In an industry built on whisper networks and media relationships, Lulu Cheng Meservey chose a different channel: publish directly, argue loudly, be right. It turns out this strategy - obvious in hindsight, invisible to most of PR - compounds fast.
She came up through Washington, not San Francisco. A Yale political science graduate who sharpened her instincts at Tufts' Fletcher School - one of the most rigorous international relations programs in the world - she carried the State Department's grammar into tech boardrooms. Diplomacy as competitive advantage.
Her first big move in tech communications was co-founding TrailRunner International in 2016. By the time she left five years later, she had worked her way up to President.

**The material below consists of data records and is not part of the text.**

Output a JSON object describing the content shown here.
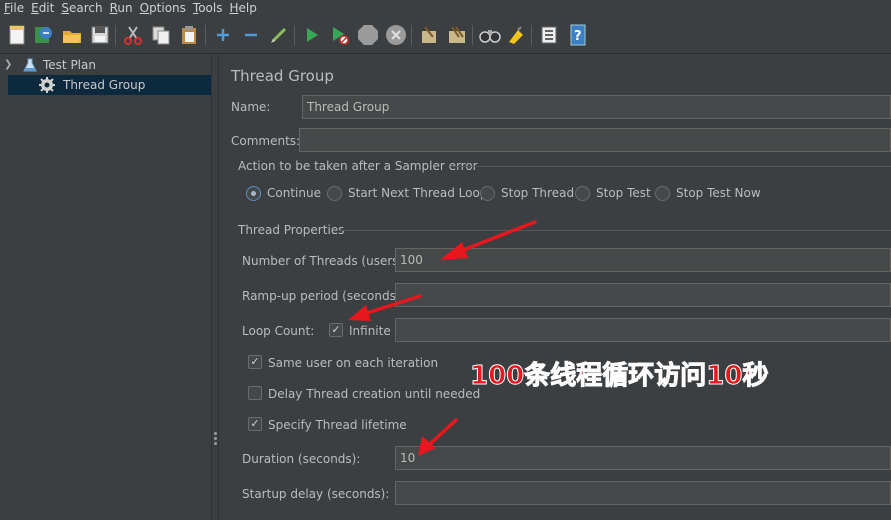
{
  "menu": [
    {
      "u": "F",
      "rest": "ile"
    },
    {
      "u": "E",
      "rest": "dit"
    },
    {
      "u": "S",
      "rest": "earch"
    },
    {
      "u": "R",
      "rest": "un"
    },
    {
      "u": "O",
      "rest": "ptions"
    },
    {
      "u": "T",
      "rest": "ools"
    },
    {
      "u": "H",
      "rest": "elp"
    }
  ],
  "tree": {
    "test_plan": "Test Plan",
    "thread_group": "Thread Group"
  },
  "panel": {
    "title": "Thread Group",
    "name_label": "Name:",
    "name_value": "Thread Group",
    "comments_label": "Comments:",
    "comments_value": "",
    "error_group_label": "Action to be taken after a Sampler error",
    "error_actions": [
      "Continue",
      "Start Next Thread Loop",
      "Stop Thread",
      "Stop Test",
      "Stop Test Now"
    ],
    "selected_error_action": "Continue",
    "thread_props_label": "Thread Properties",
    "threads_label": "Number of Threads (users):",
    "threads_value": "100",
    "rampup_label": "Ramp-up period (seconds):",
    "rampup_value": "",
    "loop_label": "Loop Count:",
    "infinite_label": "Infinite",
    "infinite_checked": true,
    "loop_value": "",
    "same_user_label": "Same user on each iteration",
    "same_user_checked": true,
    "delay_label": "Delay Thread creation until needed",
    "delay_checked": false,
    "lifetime_label": "Specify Thread lifetime",
    "lifetime_checked": true,
    "duration_label": "Duration (seconds):",
    "duration_value": "10",
    "startup_label": "Startup delay (seconds):",
    "startup_value": ""
  },
  "annotation": "100条线程循环访问10秒",
  "colors": {
    "background": "#3c3f41",
    "selection": "#0d293e",
    "annotation_red": "#e8161d"
  }
}
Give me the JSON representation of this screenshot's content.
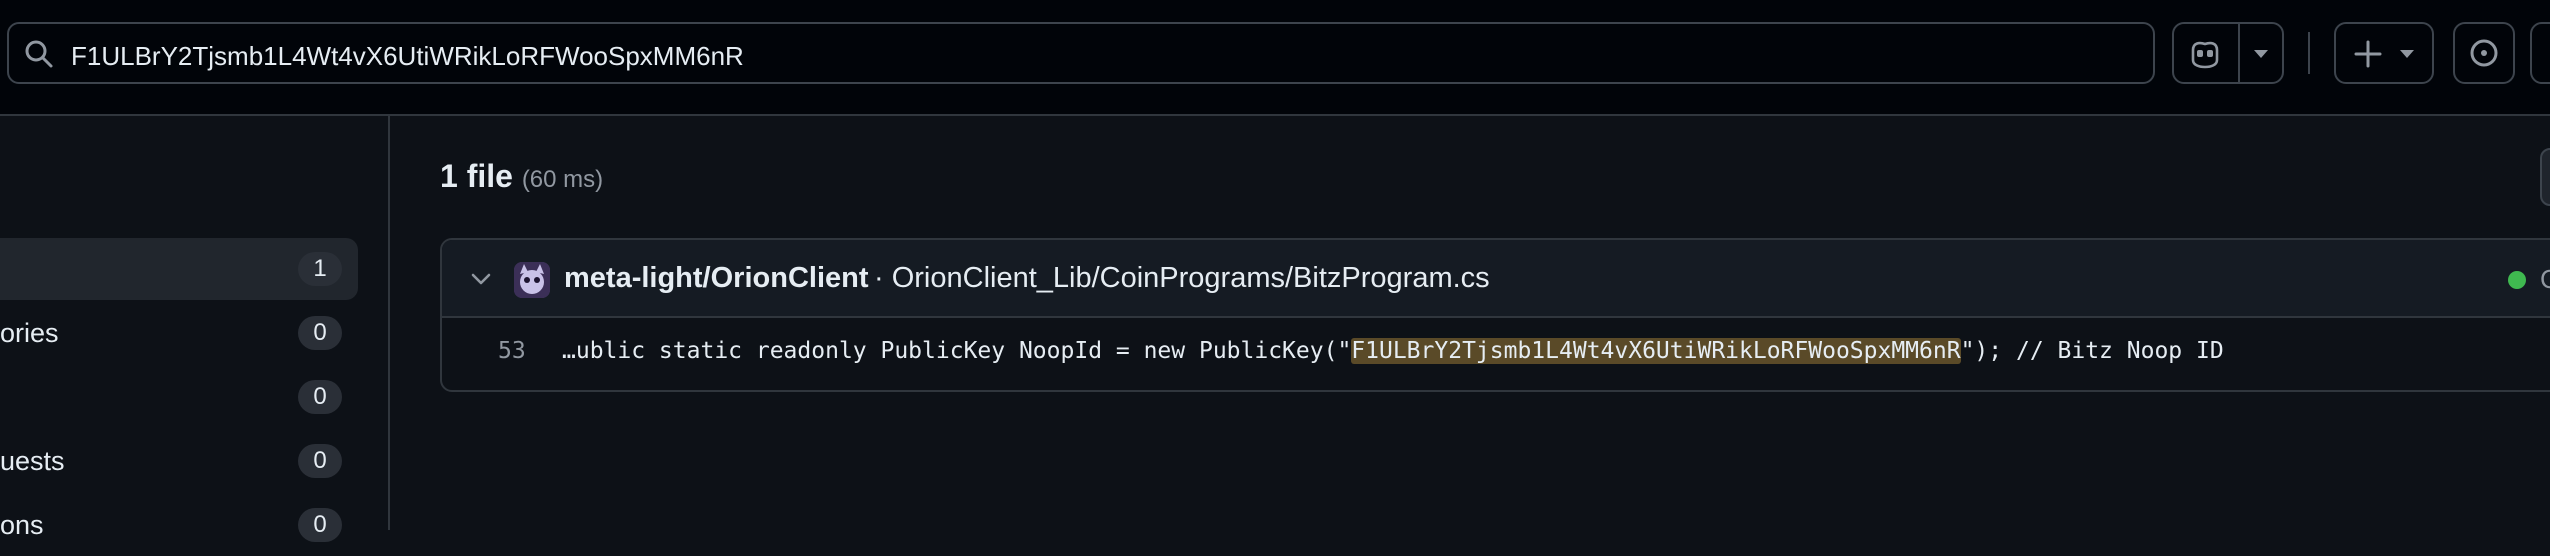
{
  "search": {
    "query": "F1ULBrY2Tjsmb1L4Wt4vX6UtiWRikLoRFWooSpxMM6nR"
  },
  "header_icons": {
    "search": "search-icon",
    "copilot": "copilot-icon",
    "dropdown": "triangle-down-icon",
    "plus": "plus-icon",
    "issues": "issue-opened-icon"
  },
  "sidebar": {
    "items": [
      {
        "label": "",
        "count": "1"
      },
      {
        "label": "ories",
        "count": "0"
      },
      {
        "label": "",
        "count": "0"
      },
      {
        "label": "uests",
        "count": "0"
      },
      {
        "label": "ons",
        "count": "0"
      }
    ]
  },
  "results": {
    "count_label": "1 file",
    "time_label": "(60 ms)"
  },
  "result_card": {
    "repo": "meta-light/OrionClient",
    "separator": " · ",
    "path": "OrionClient_Lib/CoinPrograms/BitzProgram.cs",
    "status_text": "C",
    "line_number": "53",
    "code_before": "…ublic static readonly PublicKey NoopId = new PublicKey(\"",
    "code_match": "F1ULBrY2Tjsmb1L4Wt4vX6UtiWRikLoRFWooSpxMM6nR",
    "code_after": "\"); // Bitz Noop ID"
  },
  "colors": {
    "background": "#0d1117",
    "header_bg": "#010409",
    "match_highlight": "#5a4a28",
    "status_green": "#3fb950"
  }
}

Then Substack, where the free-speech wars were the product launch. Then Activision Blizzard, where she became EVP and Chief Communications Officer in October 2022 - arriving precisely as the company needed someone who could stand in front of a camera during a $69 billion FTC lawsuit and not blink.
She did not blink.
In January 2024, Meservey left Activision after the Microsoft deal closed. By March, she had founded Rostra, a communications firm built on one contrarian thesis: the future of PR is the founder speaking directly to the audience, and every company that understands this gains what she calls "narrative alpha" - a structural edge in how markets, employees, and regulators perceive them.